Psicologia promove debate sobre luta antimanicomial e saúde mental
Foto: Divulgação/FPA - Debate realizado pela Unifipa contribui para a formação crítica dos alunos
Encontro reuniu estudantes e docentes para discutir temas relacionados à saúde mental
Por Da Reportagem Local | 25 de maio, 2026

O curso de Psicologia da Unifipa promoveu o debate “Para Além dos Muros: Luta Antimanicomial”, em referência ao Dia Nacional da Luta Antimanicomial. A atividade teve início com a exibição do documentário Holocausto Brasileiro, seguida de debate sobre saúde mental conduzido pela psicóloga Ninive Ferraz. O encontro reuniu estudantes e docentes para discutir temas relacionados à humanização do cuidado em saúde mental, reforma psiquiátrica e direitos das pessoas em sofrimento psíquico.

Segundo a coordenadora do curso de Psicologia, Profa.

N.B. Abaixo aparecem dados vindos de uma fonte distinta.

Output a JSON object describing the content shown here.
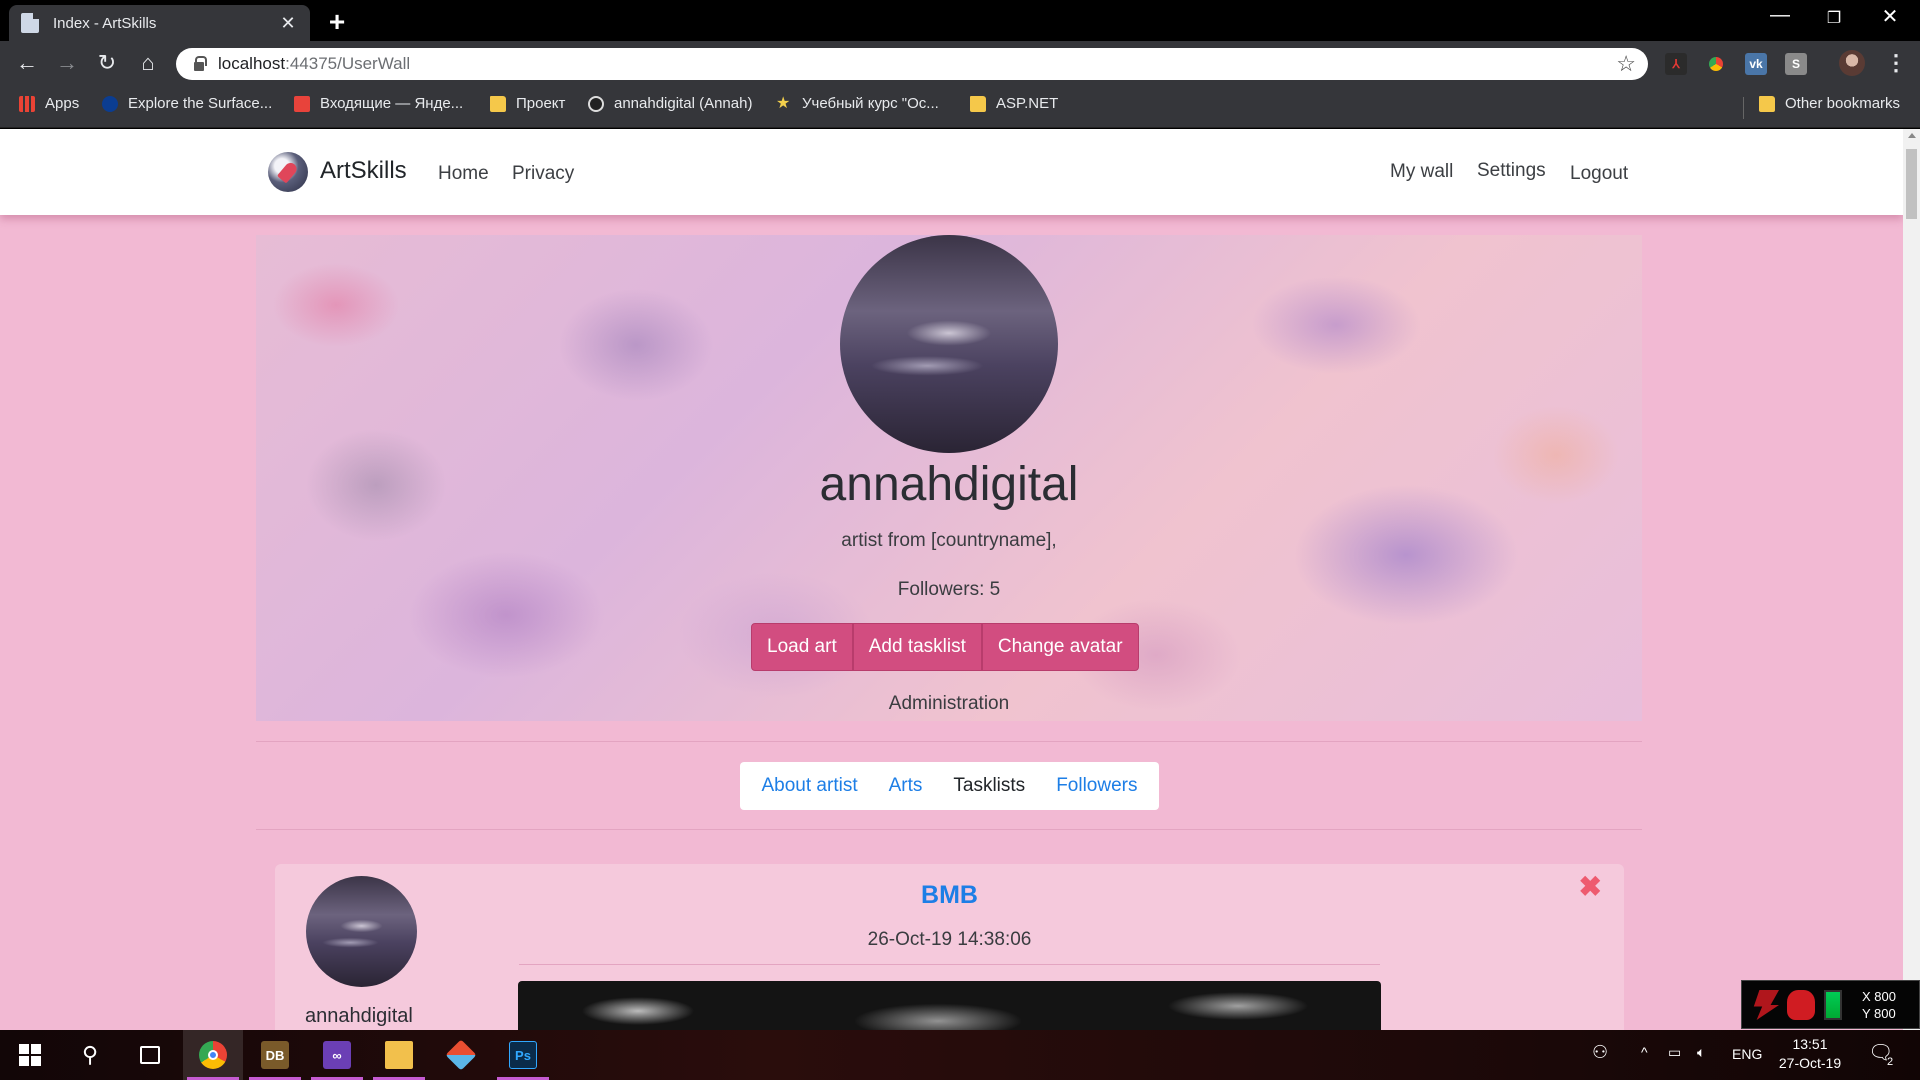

Ma. Luciana Calza, o debate contribui para a formação crítica dos alunos. “A luta antimanicomial vai muito além do fechamento das instituições; ela representa o respeito à dignidade, à singularidade e à escuta acolhedora e empática. Com esses eventos, os nossos alunos acabam se destacando no mercado por conta do pensamento crítico e reflexivo em termos de saúde mental”, afirmou.

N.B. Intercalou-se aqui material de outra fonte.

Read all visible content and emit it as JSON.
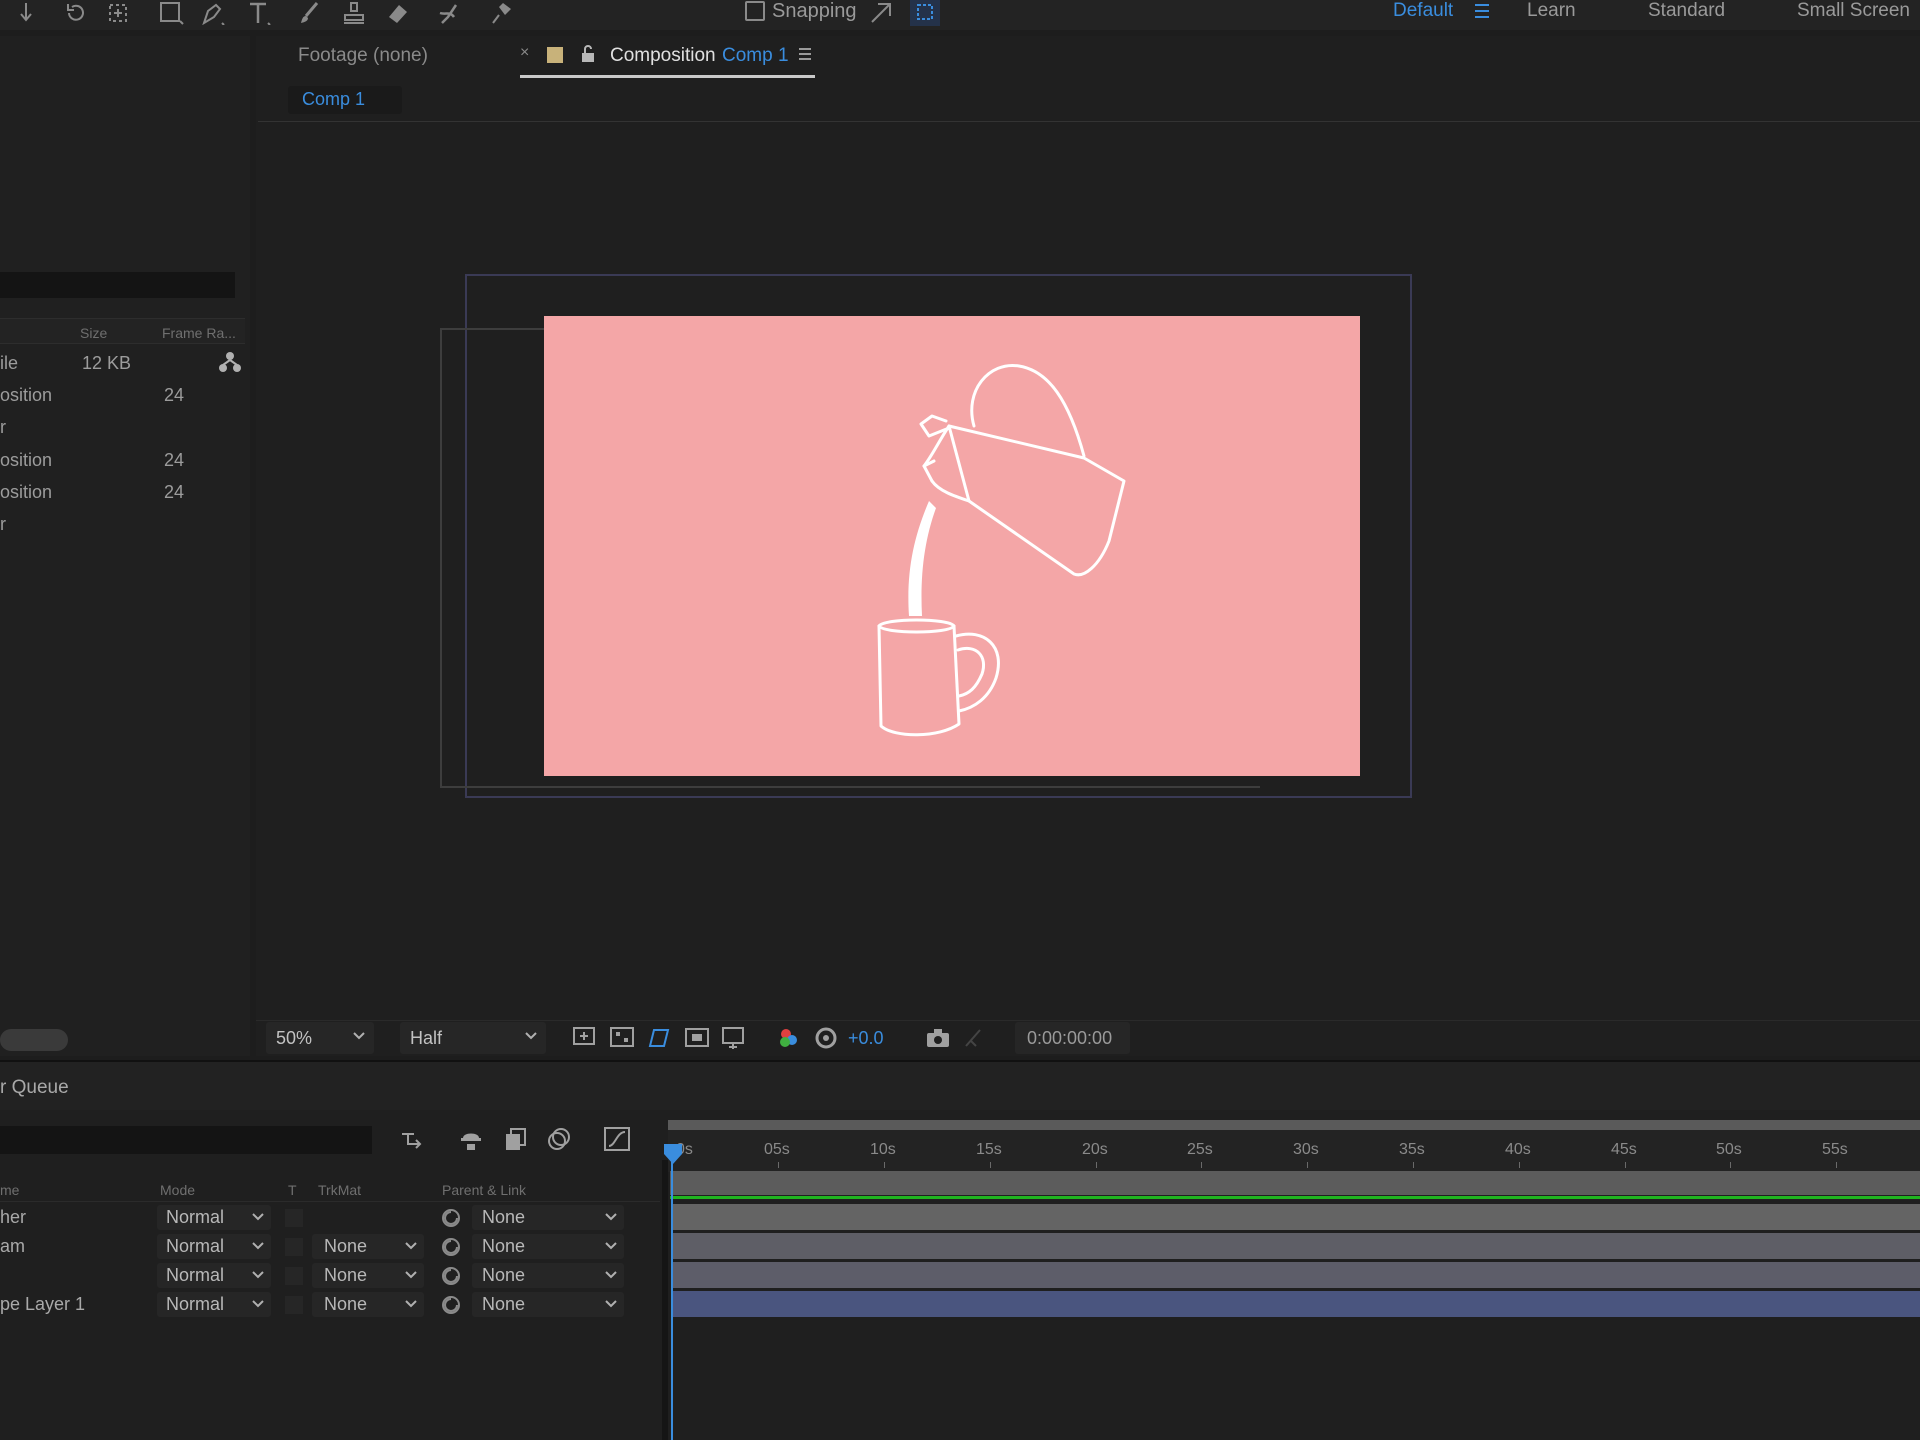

O organizador da atividade, professor Ricardo Gasolla, destacou a relevância do tema para a área da Psicologia. “O pensar, o fazer e o atuar em Psicologia precisam ser garantidos para todos que merecem ter acesso à saúde. Hoje é uma data importante para pensar em democratizar o acesso à saúde mental em condições de liberdade e dignidade para todos e todas”, disse.

Durante o debate, a psicóloga Ninive Ferraz ressaltou a importância da discussão sobre a reforma psiquiátrica e os princípios da luta antimanicomial. “É importante falar sobre a reforma psiquiátrica, a lei antimanicomial, falar em cuidado, ética e no fazer saúde de forma científica, zelando pela qualidade e bem-estar da vida das pessoas”, afirmou.

O Dia Nacional da Luta Antimanicomial relembra o movimento iniciado durante o Encontro de Trabalhadores de Saúde Mental, realizado em 1987, na cidade de Bauru. O encontro resultou na elaboração da Carta de Bauru, documento considerado marco na defesa de práticas humanizadas e do cuidado em liberdade no tratamento em saúde mental.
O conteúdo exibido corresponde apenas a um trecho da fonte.